Major transport group calls for law change over smart ticketing

 

A leading passenger transport group has called on the Government to change the law to make it easier to introduce the franchising of bus networks to support smart ticketing.

The Passenger Transport Executive Group (pteg) - representing the six strategic transport bodies in the largest city regions outside London - also called for areas without a London-style franchising system to have some price control powers.

Released this week, the pteg report highlights progress made on integrated multi-operator ticketing including the one million public transport journeys a week being made in West Yorkshire on the M-card together with1.3 million smartcard transactions a month on the Tyne and Wear Metro.

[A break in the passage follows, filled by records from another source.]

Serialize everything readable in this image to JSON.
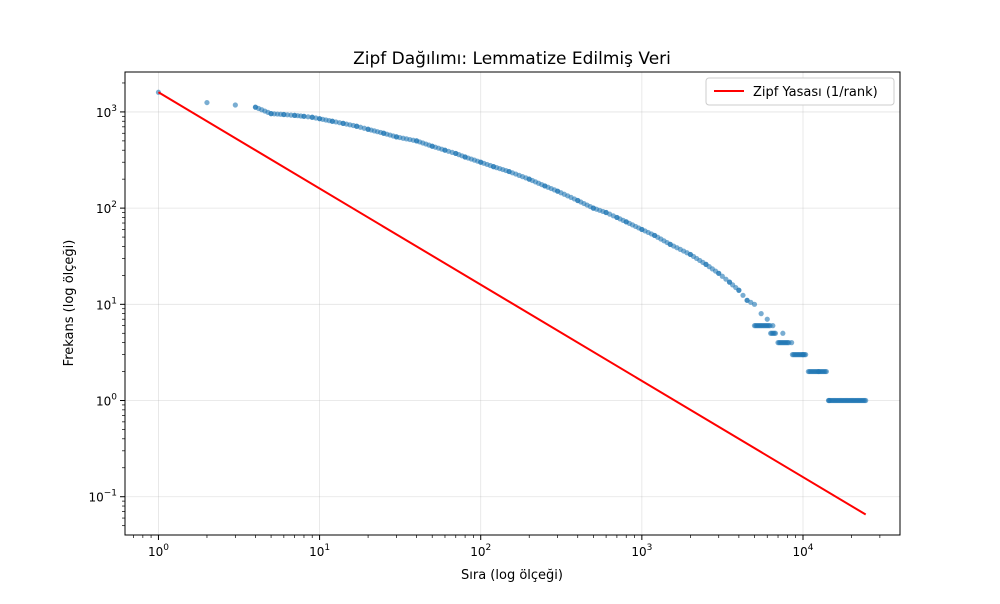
{
  "chart_data": {
    "type": "scatter",
    "title": "Zipf Dağılımı: Lemmatize Edilmiş Veri",
    "xlabel": "Sıra (log ölçeği)",
    "ylabel": "Frekans (log ölçeği)",
    "x_scale": "log",
    "y_scale": "log",
    "x_range": [
      0.62,
      40000
    ],
    "y_range": [
      0.04,
      2600
    ],
    "grid": true,
    "legend_position": "top-right",
    "x_ticks": [
      {
        "value": 1,
        "base": "10",
        "exp": "0"
      },
      {
        "value": 10,
        "base": "10",
        "exp": "1"
      },
      {
        "value": 100,
        "base": "10",
        "exp": "2"
      },
      {
        "value": 1000,
        "base": "10",
        "exp": "3"
      },
      {
        "value": 10000,
        "base": "10",
        "exp": "4"
      }
    ],
    "y_ticks": [
      {
        "value": 0.1,
        "base": "10",
        "exp": "−1"
      },
      {
        "value": 1,
        "base": "10",
        "exp": "0"
      },
      {
        "value": 10,
        "base": "10",
        "exp": "1"
      },
      {
        "value": 100,
        "base": "10",
        "exp": "2"
      },
      {
        "value": 1000,
        "base": "10",
        "exp": "3"
      }
    ],
    "series": [
      {
        "kind": "scatter",
        "color": "#1f77b4",
        "points": [
          [
            1,
            1600
          ],
          [
            2,
            1250
          ],
          [
            3,
            1180
          ],
          [
            4,
            1120
          ],
          [
            5,
            960
          ],
          [
            6,
            940
          ],
          [
            7,
            920
          ],
          [
            8,
            900
          ],
          [
            9,
            880
          ],
          [
            10,
            850
          ],
          [
            12,
            800
          ],
          [
            14,
            760
          ],
          [
            17,
            710
          ],
          [
            20,
            660
          ],
          [
            25,
            600
          ],
          [
            30,
            550
          ],
          [
            40,
            500
          ],
          [
            50,
            440
          ],
          [
            60,
            400
          ],
          [
            70,
            370
          ],
          [
            80,
            340
          ],
          [
            100,
            300
          ],
          [
            120,
            270
          ],
          [
            150,
            240
          ],
          [
            200,
            200
          ],
          [
            250,
            170
          ],
          [
            300,
            150
          ],
          [
            400,
            120
          ],
          [
            500,
            100
          ],
          [
            600,
            90
          ],
          [
            700,
            80
          ],
          [
            800,
            72
          ],
          [
            1000,
            60
          ],
          [
            1200,
            52
          ],
          [
            1500,
            42
          ],
          [
            2000,
            33
          ],
          [
            2500,
            26
          ],
          [
            3000,
            21
          ],
          [
            3500,
            17
          ],
          [
            4000,
            14
          ],
          [
            4500,
            11
          ],
          [
            5000,
            10
          ],
          [
            5500,
            8
          ],
          [
            6000,
            7
          ],
          [
            6500,
            6
          ],
          [
            7500,
            5
          ],
          [
            8500,
            4
          ],
          [
            10000,
            3
          ],
          [
            12500,
            2
          ],
          [
            14500,
            1
          ],
          [
            24500,
            1
          ]
        ],
        "steps": [
          {
            "value": 6,
            "x_start": 5000,
            "x_end": 6300
          },
          {
            "value": 5,
            "x_start": 6300,
            "x_end": 6800
          },
          {
            "value": 4,
            "x_start": 7000,
            "x_end": 8300
          },
          {
            "value": 3,
            "x_start": 8600,
            "x_end": 10500
          },
          {
            "value": 2,
            "x_start": 10800,
            "x_end": 14200
          },
          {
            "value": 1,
            "x_start": 14400,
            "x_end": 24500
          }
        ]
      },
      {
        "kind": "line",
        "name": "Zipf Yasası (1/rank)",
        "color": "#ff0000",
        "points": [
          [
            1,
            1600
          ],
          [
            24500,
            0.0653
          ]
        ]
      }
    ]
  }
}
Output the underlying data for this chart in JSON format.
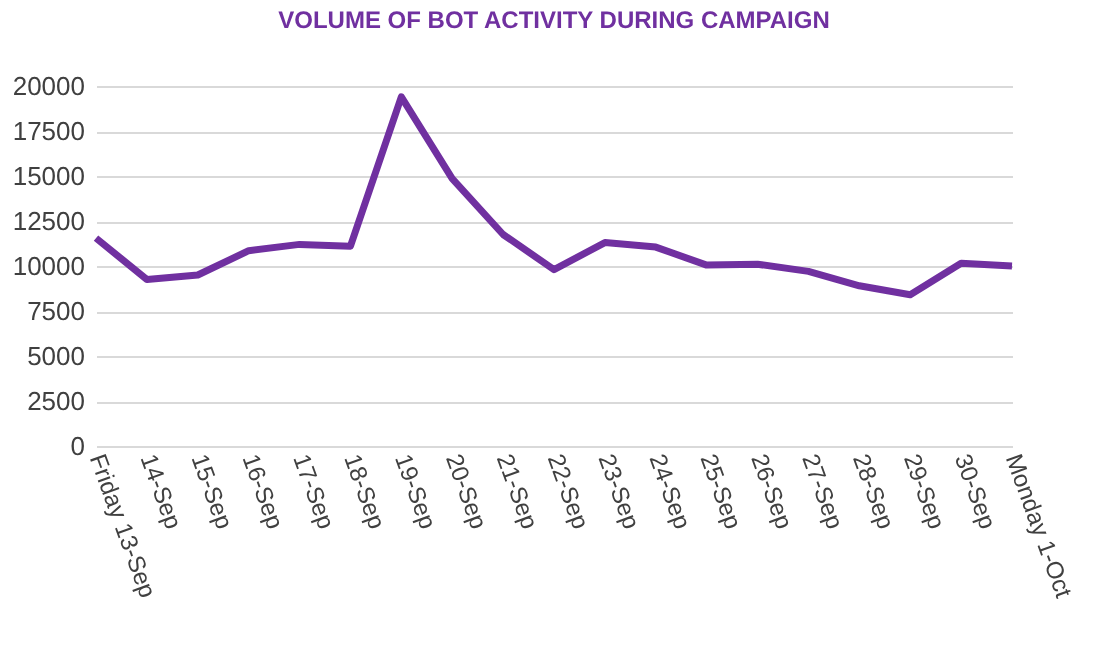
{
  "chart_data": {
    "type": "line",
    "title": "VOLUME OF BOT ACTIVITY DURING CAMPAIGN",
    "categories": [
      "Friday 13-Sep",
      "14-Sep",
      "15-Sep",
      "16-Sep",
      "17-Sep",
      "18-Sep",
      "19-Sep",
      "20-Sep",
      "21-Sep",
      "22-Sep",
      "23-Sep",
      "24-Sep",
      "25-Sep",
      "26-Sep",
      "27-Sep",
      "28-Sep",
      "29-Sep",
      "30-Sep",
      "Monday 1-Oct"
    ],
    "series": [
      {
        "color": "#7030a0",
        "values": [
          11550,
          9250,
          9500,
          10850,
          11200,
          11100,
          19400,
          14850,
          11750,
          9800,
          11300,
          11050,
          10050,
          10100,
          9700,
          8900,
          8400,
          10150,
          10000
        ]
      }
    ],
    "ylim": [
      0,
      20000
    ],
    "yticks": [
      0,
      2500,
      5000,
      7500,
      10000,
      12500,
      15000,
      17500,
      20000
    ],
    "grid": "y",
    "legend": false,
    "marker": "none",
    "line_style": "solid"
  }
}
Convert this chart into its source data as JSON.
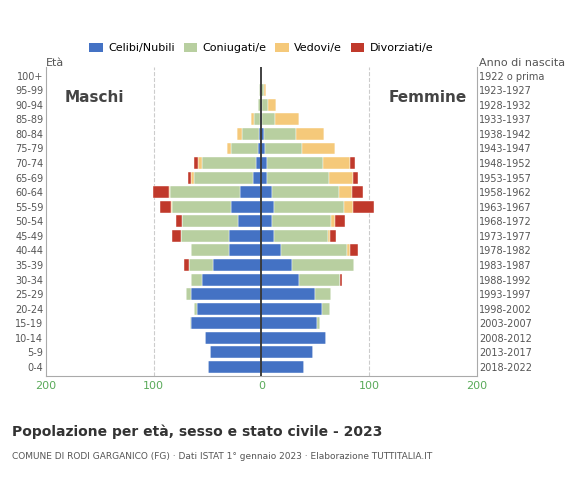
{
  "age_groups": [
    "0-4",
    "5-9",
    "10-14",
    "15-19",
    "20-24",
    "25-29",
    "30-34",
    "35-39",
    "40-44",
    "45-49",
    "50-54",
    "55-59",
    "60-64",
    "65-69",
    "70-74",
    "75-79",
    "80-84",
    "85-89",
    "90-94",
    "95-99",
    "100+"
  ],
  "birth_years": [
    "2018-2022",
    "2013-2017",
    "2008-2012",
    "2003-2007",
    "1998-2002",
    "1993-1997",
    "1988-1992",
    "1983-1987",
    "1978-1982",
    "1973-1977",
    "1968-1972",
    "1963-1967",
    "1958-1962",
    "1953-1957",
    "1948-1952",
    "1943-1947",
    "1938-1942",
    "1933-1937",
    "1928-1932",
    "1923-1927",
    "1922 o prima"
  ],
  "males_celibe": [
    50,
    48,
    52,
    65,
    60,
    65,
    55,
    45,
    30,
    30,
    22,
    28,
    20,
    8,
    5,
    3,
    2,
    1,
    0,
    1,
    0
  ],
  "males_coniugato": [
    0,
    0,
    0,
    1,
    3,
    5,
    10,
    22,
    35,
    45,
    52,
    55,
    65,
    55,
    50,
    25,
    16,
    6,
    3,
    1,
    0
  ],
  "males_vedovo": [
    0,
    0,
    0,
    0,
    0,
    0,
    0,
    0,
    0,
    0,
    0,
    1,
    1,
    2,
    4,
    4,
    5,
    3,
    0,
    0,
    0
  ],
  "males_divorziato": [
    0,
    0,
    0,
    0,
    0,
    0,
    0,
    5,
    0,
    8,
    5,
    10,
    15,
    3,
    4,
    0,
    0,
    0,
    0,
    0,
    0
  ],
  "females_nubile": [
    40,
    48,
    60,
    52,
    56,
    50,
    35,
    28,
    18,
    12,
    10,
    12,
    10,
    5,
    5,
    3,
    2,
    1,
    1,
    0,
    0
  ],
  "females_coniugata": [
    0,
    0,
    0,
    2,
    8,
    15,
    38,
    58,
    62,
    50,
    55,
    65,
    62,
    58,
    52,
    35,
    30,
    12,
    5,
    2,
    0
  ],
  "females_vedova": [
    0,
    0,
    0,
    0,
    0,
    0,
    0,
    0,
    2,
    2,
    3,
    8,
    12,
    22,
    25,
    30,
    26,
    22,
    8,
    2,
    0
  ],
  "females_divorziata": [
    0,
    0,
    0,
    0,
    0,
    0,
    2,
    0,
    8,
    5,
    10,
    20,
    10,
    5,
    5,
    0,
    0,
    0,
    0,
    0,
    0
  ],
  "color_celibe": "#4472c4",
  "color_coniugato": "#b8cfa0",
  "color_vedovo": "#f5c97a",
  "color_divorziato": "#c0392b",
  "legend_labels": [
    "Celibi/Nubili",
    "Coniugati/e",
    "Vedovi/e",
    "Divorziati/e"
  ],
  "title": "Popolazione per età, sesso e stato civile - 2023",
  "subtitle": "COMUNE DI RODI GARGANICO (FG) · Dati ISTAT 1° gennaio 2023 · Elaborazione TUTTITALIA.IT",
  "xlim": 200,
  "bar_height": 0.82,
  "bg_color": "#ffffff",
  "grid_color": "#cccccc",
  "center_line_color": "#333333",
  "axis_label_color": "#555555",
  "tick_color_x": "#5aaa5a",
  "maschi_label": "Maschi",
  "femmine_label": "Femmine"
}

However it warns while ticketing may become smarter it could still be too complex, ‘with different fares being charged for the same journeys by different bus companies; high charges for tickets that can be used across operators; and insufficient integration with rail ticketing’.

In response pteg argue the government should help councils introduce the franchising of bus networks so that smart and simple ticketing can be specified in the tender of contracts as it is in London.

It adds that where services remain deregulated the Government should give transport authorities ‘more powers to ensure that the premia on tickets that can be used on the services of more than one operator are reasonable and that those tickets are properly promoted and retailed’.

A pteg spokesman said that in some areas this extra cost for using a multi-operator ticket has been as high as 30%.

It also calls on ministers to ensure national smart policies and initiatives on bus and rail are coordinated to achieve single outcomes in the city regions and to provide funding to support a roll out of smart ticketing across the regions similar to that in the south east.

John Henkel, who leads for pteg on smart futures, said: ‘It should never be the case that a public transport user needs more than one smartcard in their pocket to be sure of getting the cheapest deal – yet in some parts of the country this is already happening as bus companies promote their own tickets ahead of those that can be used on all services. Public transport users in the city regions want ticketing that is smart, simple and integrated and which looks and feels more like London’s Oyster. That’s what we want to give them but can only give them with a legislative framework that allows us to do so.

‘We also want to look to the future because smart and clever cities across Europe are already looking beyond smart ticketing across public transport networks to a future where the same smart product will also unlock and pay for hire bikes and hire cars. This emerging market in ‘total mobility’ offers exciting opportunities not only to make travel more convenient but also to promote awareness of the more sustainable travel options.’

The power to bring in bus franchising would help councils undo the effects of the Transport Act 1985, which took operations outside London out of municipal hands. Despite the Act being unpopular in the local government sector very little has been achieved in undoing it.

This month the North East Combined Authority (Neca) will try and make the case for a Quality Contract Scheme to the national Quality Contract Scheme (QCS) Board, to establish a franchising system in the region. This is the first time any local transport authority has progressed a QCS to this stage.